Dirty Talk: Taste the Continent
So much of The Pairing boils down to the five senses and the gift that is good food and drink. The spice level of the book is high, in every sense of the term.
Émile kneels between our outstretched legs, the gold around his neck and the saltiest bits of his stubble catching the sun as he edges forward on his knees. He holds half a peach, its flesh wet and golden, a raw opening at the center where the pit must have been.
“I want you to show me what Theo likes,” Émile says to Kit. ” On this. With your fingers, and your mouth.”
Ed. note: This quote was pulled from a pre-release edition of the book. The final text might be different.

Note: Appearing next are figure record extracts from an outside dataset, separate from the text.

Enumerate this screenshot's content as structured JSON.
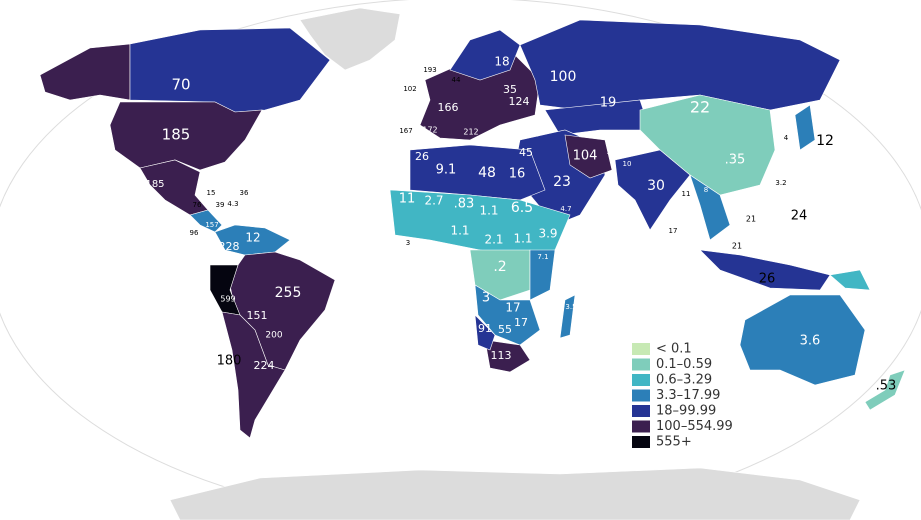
{
  "labels": [
    "70",
    "185",
    "185",
    "100",
    "22",
    "19",
    "18",
    "12",
    "24",
    "21",
    "21",
    "26",
    ".35",
    "30",
    "23",
    "16",
    "104",
    "60",
    "45",
    "16",
    "48",
    "9.1",
    "26",
    "11",
    "2.7",
    ".83",
    "1.1",
    "6.5",
    "1.1",
    "2.1",
    "1.1",
    "3.9",
    ".2",
    "3",
    "17",
    "91",
    "55",
    "17",
    "113",
    "3.6",
    ".53",
    "255",
    "228",
    "12",
    "151",
    "200",
    "224",
    "180",
    "599",
    "166",
    "124",
    "35",
    "172",
    "212",
    "167",
    "102",
    "193",
    "44",
    "157",
    "96",
    "36",
    "15",
    "39",
    "4.3",
    "76",
    "3.2",
    "4",
    "11",
    "17",
    "8",
    "10",
    "4.7",
    "7.1",
    "3.5",
    "3"
  ],
  "legend": [
    {
      "label": "< 0.1",
      "color": "#c7e9b4"
    },
    {
      "label": "0.1–0.59",
      "color": "#7fcdbb"
    },
    {
      "label": "0.6–3.29",
      "color": "#41b6c4"
    },
    {
      "label": "3.3–17.99",
      "color": "#2c7fb8"
    },
    {
      "label": "18–99.99",
      "color": "#253494"
    },
    {
      "label": "100–554.99",
      "color": "#3b1f4f"
    },
    {
      "label": "555+",
      "color": "#050510"
    }
  ]
}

Ms. Perky’s Prize for Purplest Prose
There’s so much beauty in The Pairing, as one might expect from a book about a sumptuous European tour, but the descriptions of food and locales can veer toward purple territory at times.
I catch glimpses past each landing, tufted blue sofas with scrolls of white flowers on distressed rugs, piles of old books tucked into windowsills and scuffed side tables painted with pink rosebuds. It’s as if some baronet and his family took the horses out to visit the next village over and will be back any minute with hot gossip about wheat prices.
Ed. note: Same as above.
We Need to Talk: Packing My Passport
As much as I felt like I needed a shower after reading The Pairing, it still made me want to take a tour like the one Theo and Kit go on. The food! The drink! The museums! The scenery! The architecture! I’d gain 15 pounds every day from all the rich eating and lose (some of) it thanks to all the walking.
Was it Good For You? Endless Fondue
I love Red, White, & Royal Blue and One Last Stop, so I was eagerly looking forward to The Pairing. Where McQuiston’s other books have a magical mix of swoon and spice, this book leans too heavily in the spice direction, at least for me. I saw a Goodreads review that described it as McQuiston’s “sluttiest book yet,” and this is an apt description. (No shame meant!) I wanted more than a few passages about the love shared between Theo and Kit and needed more than the physicality of their relationship to believe it.
FTC Full Disclosure: I received a copy of this book from St. Martin’s Griffin, but got neither a private dance party with Tom Hiddleston nor money in exchange for this review. The Pairing is available now.